Medicare Running Deficit; Social Security to Follow By 2016

The trustees of Social Security and Medicare put out their annual report this week on the financial status of the two government programs. Medicare will be in the red this year, paying out more in benefits than it receives in tax revenue. (All Americans pay a 2.9% Medicare tax on their wages, half remitted by the employer and the other half withheld from the employee’s paycheck.) Social Security is still in the black but is expected to enter the red in 2016. (Americans pay a 12.4% Social Security tax on their wages up to an inflation-adjusted cap each year, again half remitted by employer and half withheld from paychecks.)

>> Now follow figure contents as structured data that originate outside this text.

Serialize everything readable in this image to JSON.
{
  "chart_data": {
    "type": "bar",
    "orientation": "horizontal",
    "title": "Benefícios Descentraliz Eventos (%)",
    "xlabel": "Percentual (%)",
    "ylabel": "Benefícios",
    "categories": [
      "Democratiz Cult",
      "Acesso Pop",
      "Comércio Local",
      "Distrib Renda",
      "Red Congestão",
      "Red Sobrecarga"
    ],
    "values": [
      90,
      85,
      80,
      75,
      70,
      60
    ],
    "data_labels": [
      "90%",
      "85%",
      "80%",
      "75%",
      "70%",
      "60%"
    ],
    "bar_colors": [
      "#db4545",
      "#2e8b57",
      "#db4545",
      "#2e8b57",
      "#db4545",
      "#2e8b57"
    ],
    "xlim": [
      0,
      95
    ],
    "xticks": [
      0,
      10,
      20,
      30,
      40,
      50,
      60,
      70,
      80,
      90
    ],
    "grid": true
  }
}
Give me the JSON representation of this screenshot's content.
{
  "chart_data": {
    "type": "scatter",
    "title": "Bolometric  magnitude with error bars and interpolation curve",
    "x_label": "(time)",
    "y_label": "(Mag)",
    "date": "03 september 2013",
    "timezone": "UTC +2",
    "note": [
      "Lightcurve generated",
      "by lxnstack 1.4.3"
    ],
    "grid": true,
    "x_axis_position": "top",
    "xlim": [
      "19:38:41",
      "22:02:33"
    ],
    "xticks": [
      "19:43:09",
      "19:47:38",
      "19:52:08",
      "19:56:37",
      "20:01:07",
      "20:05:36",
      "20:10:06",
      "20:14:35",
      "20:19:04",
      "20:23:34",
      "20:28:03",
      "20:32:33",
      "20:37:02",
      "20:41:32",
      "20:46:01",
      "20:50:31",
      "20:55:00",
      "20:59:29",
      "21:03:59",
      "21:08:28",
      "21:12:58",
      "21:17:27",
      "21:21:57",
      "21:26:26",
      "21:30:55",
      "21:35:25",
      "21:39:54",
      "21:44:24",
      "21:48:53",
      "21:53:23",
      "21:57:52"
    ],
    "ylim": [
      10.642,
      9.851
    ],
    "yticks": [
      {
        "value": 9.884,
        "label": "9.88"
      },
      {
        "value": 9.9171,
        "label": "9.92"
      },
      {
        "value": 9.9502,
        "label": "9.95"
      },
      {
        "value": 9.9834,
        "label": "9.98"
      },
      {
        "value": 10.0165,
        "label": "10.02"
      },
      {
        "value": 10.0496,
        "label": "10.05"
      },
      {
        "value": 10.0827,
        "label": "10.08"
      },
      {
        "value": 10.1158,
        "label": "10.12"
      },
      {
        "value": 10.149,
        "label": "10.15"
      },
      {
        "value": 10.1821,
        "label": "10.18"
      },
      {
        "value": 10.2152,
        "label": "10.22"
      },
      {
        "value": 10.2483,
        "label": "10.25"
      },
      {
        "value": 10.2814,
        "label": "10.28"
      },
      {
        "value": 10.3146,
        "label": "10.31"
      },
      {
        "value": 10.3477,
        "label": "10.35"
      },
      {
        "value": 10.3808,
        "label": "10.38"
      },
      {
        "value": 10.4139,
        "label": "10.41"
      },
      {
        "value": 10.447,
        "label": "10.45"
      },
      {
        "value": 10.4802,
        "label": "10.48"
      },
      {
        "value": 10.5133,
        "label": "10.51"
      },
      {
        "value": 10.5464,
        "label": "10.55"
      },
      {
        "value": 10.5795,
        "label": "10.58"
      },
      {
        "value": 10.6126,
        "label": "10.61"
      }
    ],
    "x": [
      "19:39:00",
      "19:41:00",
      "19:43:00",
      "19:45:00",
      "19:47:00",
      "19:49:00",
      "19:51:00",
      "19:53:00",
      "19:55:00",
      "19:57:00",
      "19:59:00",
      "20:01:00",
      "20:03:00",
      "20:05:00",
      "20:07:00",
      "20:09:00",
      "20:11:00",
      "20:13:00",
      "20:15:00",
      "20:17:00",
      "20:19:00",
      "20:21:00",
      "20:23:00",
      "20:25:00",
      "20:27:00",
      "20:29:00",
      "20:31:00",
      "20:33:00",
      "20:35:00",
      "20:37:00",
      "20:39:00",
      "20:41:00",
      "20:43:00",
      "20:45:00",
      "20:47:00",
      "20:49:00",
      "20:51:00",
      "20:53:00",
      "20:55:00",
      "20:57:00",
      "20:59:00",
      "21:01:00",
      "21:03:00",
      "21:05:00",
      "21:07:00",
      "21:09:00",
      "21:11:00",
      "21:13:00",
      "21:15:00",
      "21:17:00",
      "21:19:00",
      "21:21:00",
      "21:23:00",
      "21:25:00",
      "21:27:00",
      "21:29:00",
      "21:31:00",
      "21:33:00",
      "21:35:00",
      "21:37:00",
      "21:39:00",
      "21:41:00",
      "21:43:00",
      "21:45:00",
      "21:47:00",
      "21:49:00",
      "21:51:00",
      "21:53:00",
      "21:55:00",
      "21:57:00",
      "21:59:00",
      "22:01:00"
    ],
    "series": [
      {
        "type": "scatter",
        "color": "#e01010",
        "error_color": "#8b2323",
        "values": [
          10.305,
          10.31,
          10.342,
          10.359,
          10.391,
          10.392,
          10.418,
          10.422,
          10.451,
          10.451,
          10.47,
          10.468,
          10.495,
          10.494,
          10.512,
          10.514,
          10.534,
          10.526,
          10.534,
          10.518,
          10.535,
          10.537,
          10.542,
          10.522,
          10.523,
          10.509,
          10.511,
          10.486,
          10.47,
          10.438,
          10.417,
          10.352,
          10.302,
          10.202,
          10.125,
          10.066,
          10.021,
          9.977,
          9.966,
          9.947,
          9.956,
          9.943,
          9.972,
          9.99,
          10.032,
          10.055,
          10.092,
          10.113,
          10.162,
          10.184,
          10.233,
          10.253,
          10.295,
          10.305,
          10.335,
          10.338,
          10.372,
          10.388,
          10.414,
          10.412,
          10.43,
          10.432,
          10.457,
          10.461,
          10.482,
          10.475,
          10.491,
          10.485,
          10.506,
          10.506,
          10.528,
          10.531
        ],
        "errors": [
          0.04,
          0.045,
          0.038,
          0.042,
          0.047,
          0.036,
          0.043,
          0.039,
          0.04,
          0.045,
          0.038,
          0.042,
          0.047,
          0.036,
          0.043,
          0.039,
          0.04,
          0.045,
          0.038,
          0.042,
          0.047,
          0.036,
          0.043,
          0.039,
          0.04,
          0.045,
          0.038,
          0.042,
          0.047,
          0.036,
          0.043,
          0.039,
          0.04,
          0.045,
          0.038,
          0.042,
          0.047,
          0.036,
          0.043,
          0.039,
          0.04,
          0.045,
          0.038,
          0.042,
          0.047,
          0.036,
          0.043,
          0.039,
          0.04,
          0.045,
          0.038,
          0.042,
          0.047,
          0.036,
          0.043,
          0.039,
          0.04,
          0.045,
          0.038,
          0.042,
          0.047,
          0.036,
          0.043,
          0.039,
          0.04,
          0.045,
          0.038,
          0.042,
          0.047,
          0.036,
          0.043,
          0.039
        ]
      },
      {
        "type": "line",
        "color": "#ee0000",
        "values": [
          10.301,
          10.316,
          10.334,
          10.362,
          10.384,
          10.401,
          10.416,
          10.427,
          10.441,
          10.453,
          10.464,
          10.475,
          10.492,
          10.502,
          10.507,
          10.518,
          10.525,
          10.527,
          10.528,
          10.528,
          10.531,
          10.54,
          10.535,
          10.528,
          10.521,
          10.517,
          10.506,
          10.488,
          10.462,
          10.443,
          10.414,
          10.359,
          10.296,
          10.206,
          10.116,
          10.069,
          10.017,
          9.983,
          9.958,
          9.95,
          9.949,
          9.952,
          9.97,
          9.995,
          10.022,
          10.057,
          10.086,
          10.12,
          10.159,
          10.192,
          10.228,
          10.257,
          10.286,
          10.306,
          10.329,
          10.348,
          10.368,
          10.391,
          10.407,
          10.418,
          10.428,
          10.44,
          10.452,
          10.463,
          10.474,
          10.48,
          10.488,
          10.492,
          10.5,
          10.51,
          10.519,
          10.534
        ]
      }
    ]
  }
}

Notwithstanding the mountain of government IOUs both programs hold as assets, President Clinton once explained that there are only three options once these programs enter the red: (1) raise taxes, (2) cut benefits, or (3) get a better rate of return. The trustees say that balancing Social Security’s books would require a payroll tax of 14.4%, a 16% increase, if no promised benefits are cut. Medicare would require a 6.78% tax rate, a 134% increase, if no promised benefits are cut.

Taken together, fixing these programs’ budgets through tax increases would require a payroll tax of 21.18% before federal or state income taxes. For someone earning the federal minimum wage of $7.25 per hour ($15,080 per year), that’d be $1,500 gone from their paycheck in withholding!